Dem Gericht hat die Behördenakte des Beklagten vorgelegen.
Entscheidungsgründe
Das Gericht kann ohne mündliche Verhandlung durch den Berichterstatter
entscheiden, da sich die Beteiligten hiermit einverstanden erklärt haben (vgl. §§
101 Abs. 2, 87a Abs. 2 und 3 VwGO).
Soweit der Kläger die Aufhebung des Bescheides des Beklagten vom 01.11.2006
begehrt, ist die erhobene Anfechtungsklage unzulässig.
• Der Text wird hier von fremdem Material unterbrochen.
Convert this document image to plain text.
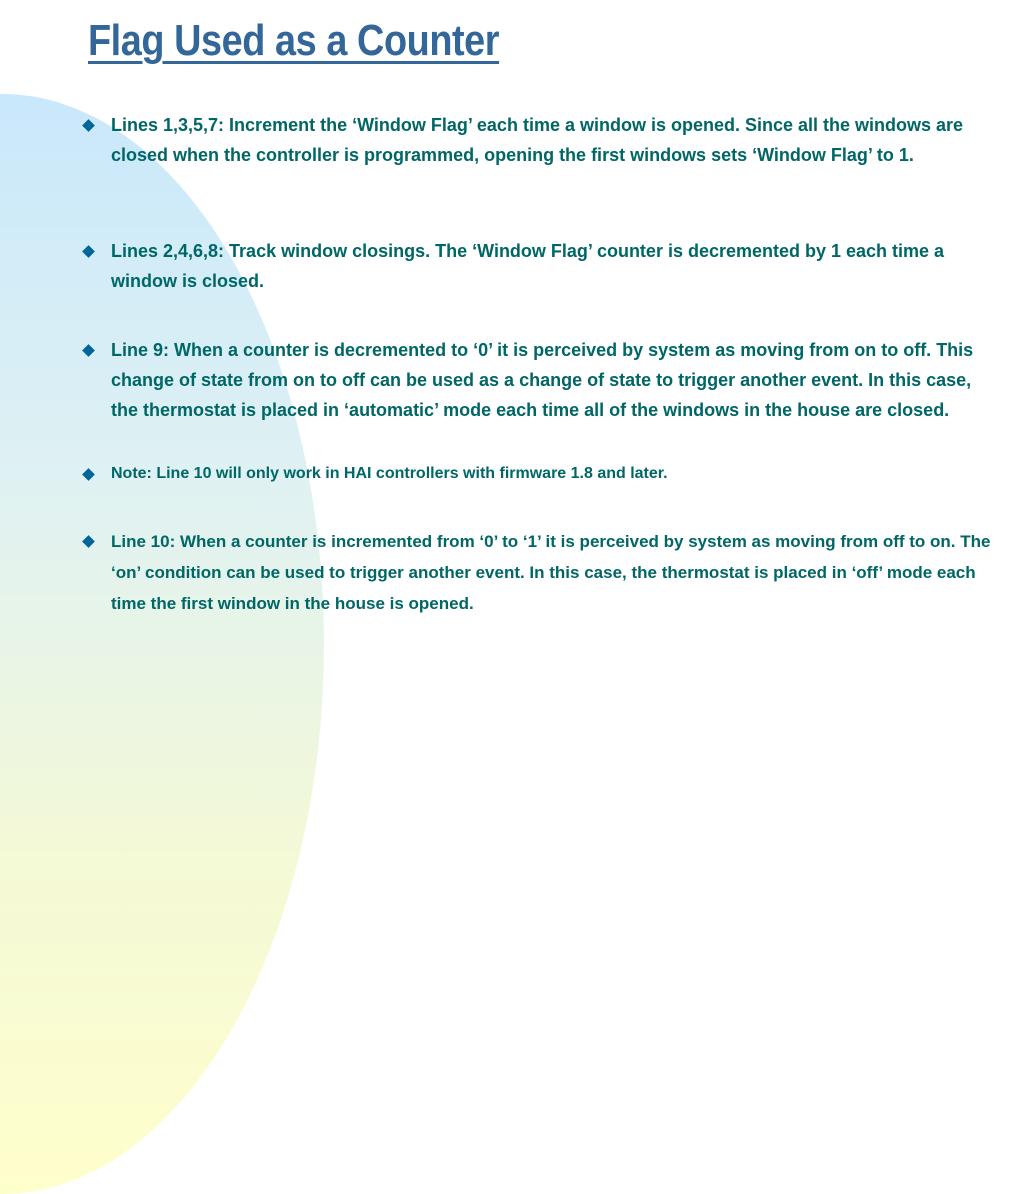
Flag Used as a Counter

Lines 1,3,5,7: Increment the ‘Window Flag’ each time a window is opened. Since all the windows are closed when the controller is programmed, opening the first windows sets ‘Window Flag’ to 1.

Lines 2,4,6,8: Track window closings. The ‘Window Flag’ counter is decremented by 1 each time a window is closed.

Line 9: When a counter is decremented to ‘0’ it is perceived by system as moving from on to off. This change of state from on to off can be used as a change of state to trigger another event. In this case, the thermostat is placed in ‘automatic’ mode each time all of the windows in the house are closed.

Note: Line 10 will only work in HAI controllers with firmware 1.8 and later.

Line 10: When a counter is incremented from ‘0’ to ‘1’ it is perceived by system as moving from off to on. The ‘on’ condition can be used to trigger another event. In this case, the thermostat is placed in ‘off’ mode each time the first window in the house is opened.
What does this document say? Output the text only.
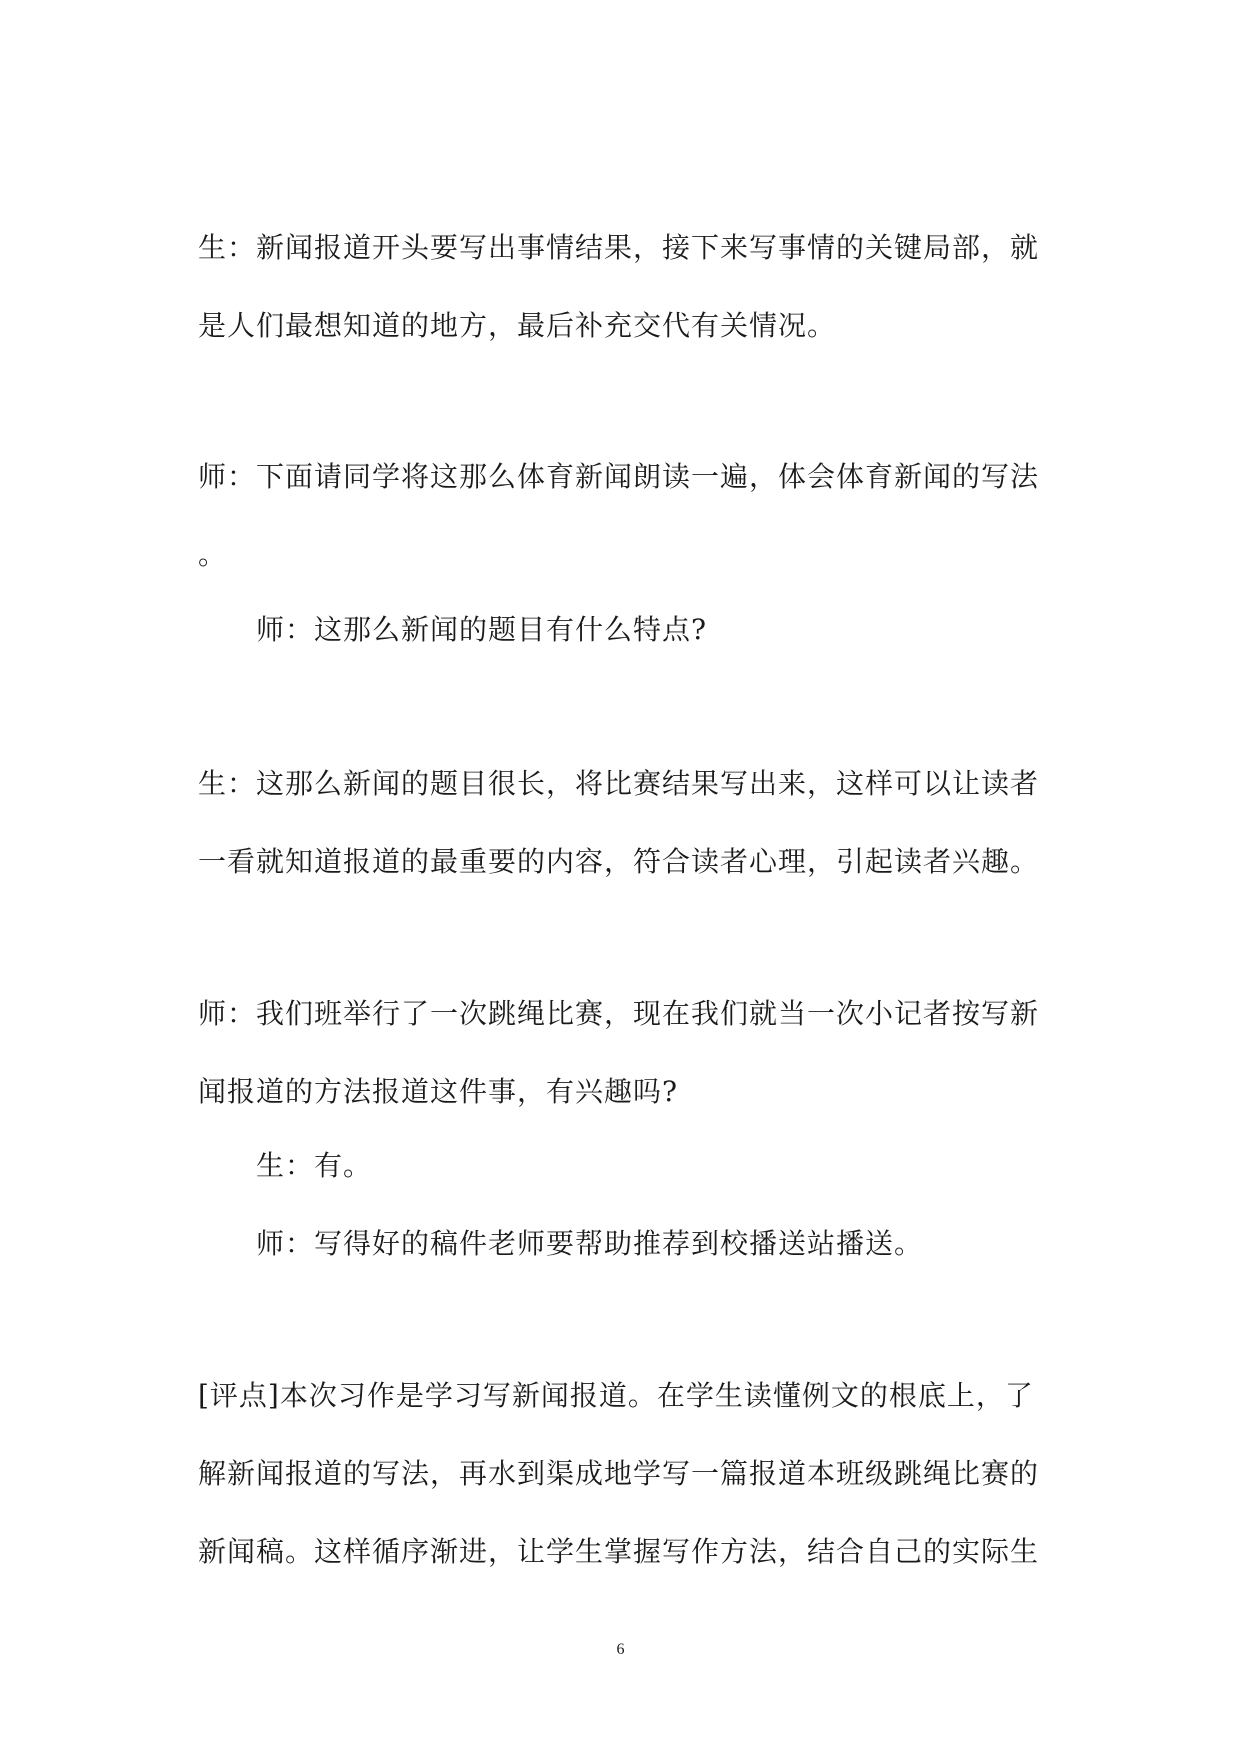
生：新闻报道开头要写出事情结果，接下来写事情的关键局部，就
是人们最想知道的地方，最后补充交代有关情况。
师：下面请同学将这那么体育新闻朗读一遍，体会体育新闻的写法
。
师：这那么新闻的题目有什么特点?
生：这那么新闻的题目很长，将比赛结果写出来，这样可以让读者
一看就知道报道的最重要的内容，符合读者心理，引起读者兴趣。
师：我们班举行了一次跳绳比赛，现在我们就当一次小记者按写新
闻报道的方法报道这件事，有兴趣吗?
生：有。
师：写得好的稿件老师要帮助推荐到校播送站播送。
[评点]本次习作是学习写新闻报道。在学生读懂例文的根底上，了
解新闻报道的写法，再水到渠成地学写一篇报道本班级跳绳比赛的
新闻稿。这样循序渐进，让学生掌握写作方法，结合自己的实际生
6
Das Gericht geht in Übereinstimmung mit der Rechtsprechung des
Bundesverwaltungsgerichts davon aus, dass es sich bei der Bewertung einer
einzelnen Prüfungsleistung in der Ersten Juristischen Staatsprüfung grundsätzlich
nicht um einen Verwaltungsakt handelt (BVerwG NVwZ-RR 1994, 582; vgl. im
Übrigen in diesem Zusammenhang die Nachweise in dem Beschluss des Gerichts
vom 05.02.2007). Anhaltspunkte dafür, dass sich aus § 17 Abs. 4 JAG a. F. etwas
anderes ergeben könnte, sind nicht ersichtlich. Ginge man demgegenüber davon
aus, dass eine Entscheidung nach dieser Vorschrift separat anfechtbar wäre, so
käme man auch zu dem seltsamen Ergebnis, dass gegen die Entscheidung nach §
17 Abs. 4 JAG a. F. Widerspruch oder gegebenenfalls auch unmittelbar Klage (dann
müsste man § 22a JAG a. F. so verstehen, dass diese Vorschrift nicht zur
Anwendung käme, wenn der Note – wie vorliegend – kein Akt der Bewertung der
Prüfungsleistung zu Grunde läge) erhoben werden könnte und daneben bzw.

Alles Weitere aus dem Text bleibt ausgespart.